TinyTorch/modules/16_acceleration/module.yaml

name: "acceleration"
title: "Hardware Acceleration - The Simplest Optimization"
description: "Master the easiest optimization: using better backends! Learn why naive loops are slow, how cache-friendly blocking helps, and why NumPy provides 100x+ speedups."
learning_objectives:
  - "Understand CPU cache hierarchy and memory access performance bottlenecks"
  - "Implement cache-friendly blocked matrix multiplication algorithms"
  - "Build vectorized operations with optimized memory access patterns"

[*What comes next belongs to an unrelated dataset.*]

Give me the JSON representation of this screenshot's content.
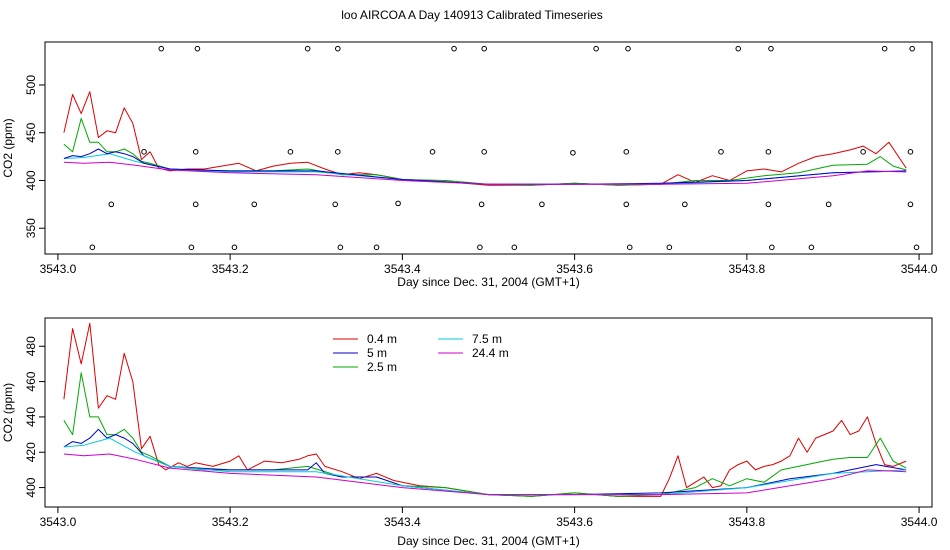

  - "Design transparent backend systems for automatic optimization selection"
  - "Measure and quantify real performance improvements scientifically"
  - "Apply systems thinking to optimization decisions in ML workflows"
prerequisites:
  - "Module 2: Tensor operations and NumPy fundamentals"
  - "Module 4: Linear layers and matrix multiplication"
  - "Understanding of basic algorithmic complexity (O notation)"
estimated_time: "3-4 hours"
difficulty: "Advanced"
tags:
  - "performance"
  - "optimization"
  - "systems"
  - "hardware"
  - "acceleration"
  - "cache"
  - "vectorization"
  - "backends"
exports:
  - "matmul_naive"
  - "matmul_blocked"
  - "matmul_numpy"
  - "OptimizedBackend"
  - "matmul"
  - "set_backend"
assessment:
  - "Understand why naive loops have poor cache performance"
  - "Implement cache-friendly blocked matrix multiplication showing 10-50x speedups"
  - "Recognize why NumPy provides 100x+ speedups over custom implementations"
  - "Build backend system that automatically chooses optimal implementations"
  - "Apply the 'free speedup' principle: use better tools, don't write faster code"